New Fiction about only child adults: No 1 on Amazon!

by on June 1, 2013

in Articles

Lesley Thomson: ‘The Detectives Daughter’: A thriller featuring two disparate only child adults!

Lesley Thomson’s new novel is a fantastic read, although you do need to be fairly keen on reading books with twists and turns and good descriptive prose. Lesley, an only child herself, has written a really stunning thriller that will keep you wanting to read more. The two main characters are only child adults – not ones you will immediately take to but ones who have all the quirkiness we only children often have. If you like crime fiction this definitely will appeal.
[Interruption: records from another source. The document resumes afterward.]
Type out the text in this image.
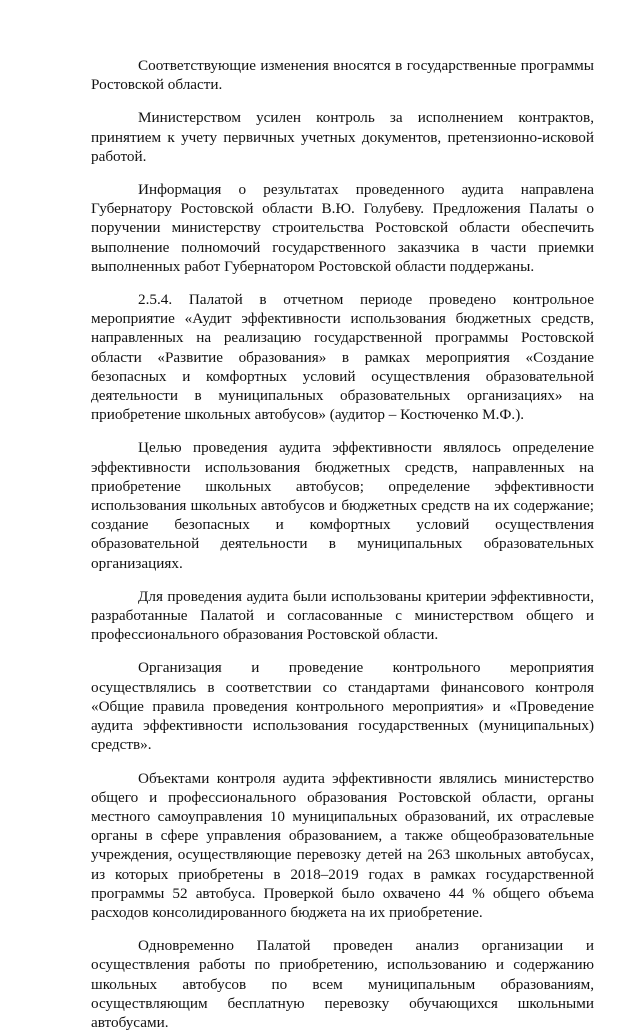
Соответствующие изменения вносятся в государственные программы Ростовской области.

Министерством усилен контроль за исполнением контрактов, принятием к учету первичных учетных документов, претензионно-исковой работой.

Информация о результатах проведенного аудита направлена Губернатору Ростовской области В.Ю. Голубеву. Предложения Палаты о поручении министерству строительства Ростовской области обеспечить выполнение полномочий государственного заказчика в части приемки выполненных работ Губернатором Ростовской области поддержаны.

2.5.4. Палатой в отчетном периоде проведено контрольное мероприятие «Аудит эффективности использования бюджетных средств, направленных на реализацию государственной программы Ростовской области «Развитие образования» в рамках мероприятия «Создание безопасных и комфортных условий осуществления образовательной деятельности в муниципальных образовательных организациях» на приобретение школьных автобусов» (аудитор – Костюченко М.Ф.).

Целью проведения аудита эффективности являлось определение эффективности использования бюджетных средств, направленных на приобретение школьных автобусов; определение эффективности использования школьных автобусов и бюджетных средств на их содержание; создание безопасных и комфортных условий осуществления образовательной деятельности в муниципальных образовательных организациях.

Для проведения аудита были использованы критерии эффективности, разработанные Палатой и согласованные с министерством общего и профессионального образования Ростовской области.

Организация и проведение контрольного мероприятия осуществлялись в соответствии со стандартами финансового контроля «Общие правила проведения контрольного мероприятия» и «Проведение аудита эффективности использования государственных (муниципальных) средств».

Объектами контроля аудита эффективности являлись министерство общего и профессионального образования Ростовской области, органы местного самоуправления 10 муниципальных образований, их отраслевые органы в сфере управления образованием, а также общеобразовательные учреждения, осуществляющие перевозку детей на 263 школьных автобусах, из которых приобретены в 2018–2019 годах в рамках государственной программы 52 автобуса. Проверкой было охвачено 44 % общего объема расходов консолидированного бюджета на их приобретение.

Одновременно Палатой проведен анализ организации и осуществления работы по приобретению, использованию и содержанию школьных автобусов по всем муниципальным образованиям, осуществляющим бесплатную перевозку обучающихся школьными автобусами.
Personally I am not always that keen on this genre, but I have to say the book gripped me throughout, despite not having a great deal of empathy for the two main characters.

Perhaps that sounds harsh but they do embody some of those aspects of adult onlies, which I know I find difficult, as I suspect non-onlies do too. The two main characters are both on the somewhat weird end of the psychological spectrum of onlies! However I believe this is the first of a trilogy so I am very excited to know what happens next. In particular, the actual development of these rather problematic characters is fascinating, especially because Lesley is an only herself and one assumes, as an author, she will be drawing on some aspects of her own personality. I am sure in her future books Lesley will expand on these characters so that we find both empathy and some understanding of their personalities at a much deeper level.
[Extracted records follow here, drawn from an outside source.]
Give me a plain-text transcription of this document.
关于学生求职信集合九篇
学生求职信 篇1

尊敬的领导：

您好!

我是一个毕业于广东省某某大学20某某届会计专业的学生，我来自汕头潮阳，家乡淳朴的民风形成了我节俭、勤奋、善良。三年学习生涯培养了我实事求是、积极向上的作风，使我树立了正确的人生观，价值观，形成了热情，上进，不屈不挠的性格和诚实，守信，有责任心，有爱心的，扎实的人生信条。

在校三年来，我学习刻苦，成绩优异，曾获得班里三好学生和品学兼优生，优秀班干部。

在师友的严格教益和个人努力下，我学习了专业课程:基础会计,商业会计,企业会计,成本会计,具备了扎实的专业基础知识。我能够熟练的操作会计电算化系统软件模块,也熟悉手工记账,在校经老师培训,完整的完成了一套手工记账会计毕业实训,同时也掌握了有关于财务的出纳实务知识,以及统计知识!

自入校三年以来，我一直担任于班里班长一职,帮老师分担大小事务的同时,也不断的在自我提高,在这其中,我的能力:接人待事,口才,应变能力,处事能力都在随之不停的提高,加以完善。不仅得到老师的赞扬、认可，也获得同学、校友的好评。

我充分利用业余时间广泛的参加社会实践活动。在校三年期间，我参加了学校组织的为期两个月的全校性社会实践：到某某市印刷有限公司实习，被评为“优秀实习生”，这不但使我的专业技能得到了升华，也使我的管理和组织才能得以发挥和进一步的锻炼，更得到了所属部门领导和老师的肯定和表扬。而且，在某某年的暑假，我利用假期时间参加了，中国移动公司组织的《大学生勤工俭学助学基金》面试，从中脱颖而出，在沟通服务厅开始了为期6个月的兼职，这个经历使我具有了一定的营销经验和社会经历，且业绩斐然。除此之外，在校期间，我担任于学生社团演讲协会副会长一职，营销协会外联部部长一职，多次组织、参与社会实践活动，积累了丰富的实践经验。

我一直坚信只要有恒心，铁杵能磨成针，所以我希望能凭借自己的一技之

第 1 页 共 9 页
The story focuses on Stella Darnell whose father is the detective who dies at the beginning of the book, whilst trying to solve an old murder case. A woman is found murdered and her little boy abandoned near a statue along the river Thames. Whilst Stella clears her father’s house – she is the owner of a cleaning company and this aspect of her work is a thread that runs through the book – she finds evidence of her father’s detective work and this murder in particular. Stella has some very obvious obsessive/compulsive issues herself about cleaning. We know that as a child, after the divorce of her parents, she felt little connection to her detective father and became self-sufficient, independent and a loner. She empties her father’s house and becomes caught up, even obsessed, in the murder mystery he was trying to solve.
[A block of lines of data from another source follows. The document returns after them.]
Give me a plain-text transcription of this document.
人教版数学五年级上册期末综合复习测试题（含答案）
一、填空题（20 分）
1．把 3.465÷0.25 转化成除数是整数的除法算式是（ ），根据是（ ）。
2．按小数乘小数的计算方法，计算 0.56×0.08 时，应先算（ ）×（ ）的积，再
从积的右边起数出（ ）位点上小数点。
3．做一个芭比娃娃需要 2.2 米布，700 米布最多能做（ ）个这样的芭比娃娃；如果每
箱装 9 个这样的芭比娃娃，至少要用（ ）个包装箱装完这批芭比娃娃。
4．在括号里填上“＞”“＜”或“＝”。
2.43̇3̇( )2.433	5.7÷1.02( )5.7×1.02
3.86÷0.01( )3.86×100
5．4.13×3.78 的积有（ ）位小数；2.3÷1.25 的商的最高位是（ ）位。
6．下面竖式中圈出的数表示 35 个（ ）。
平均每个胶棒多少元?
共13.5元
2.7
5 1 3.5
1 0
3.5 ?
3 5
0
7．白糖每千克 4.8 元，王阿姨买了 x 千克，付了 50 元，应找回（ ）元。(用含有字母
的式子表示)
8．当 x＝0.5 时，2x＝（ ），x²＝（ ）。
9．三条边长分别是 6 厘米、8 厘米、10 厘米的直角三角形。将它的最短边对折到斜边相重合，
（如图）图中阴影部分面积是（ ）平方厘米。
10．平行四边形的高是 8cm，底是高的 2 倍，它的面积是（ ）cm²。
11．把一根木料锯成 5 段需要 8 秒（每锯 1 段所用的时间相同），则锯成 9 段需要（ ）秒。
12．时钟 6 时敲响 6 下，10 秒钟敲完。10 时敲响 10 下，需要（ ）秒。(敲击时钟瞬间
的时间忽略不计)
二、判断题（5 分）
Meanwhile, the little boy, whose mother was murdered we glimpse growing up developing some odd behaviours and another loner. He is also, in his somewhat strange way, trying to find his mother’s murderer. Twists, turns, dead ends and lots of obsessional behaviours in the characters, make this book a real thriller and well worth reading. Some people have found the book hard to follow but I think it’s worth sticking to – not an easy read for many – but definitely an interesting one!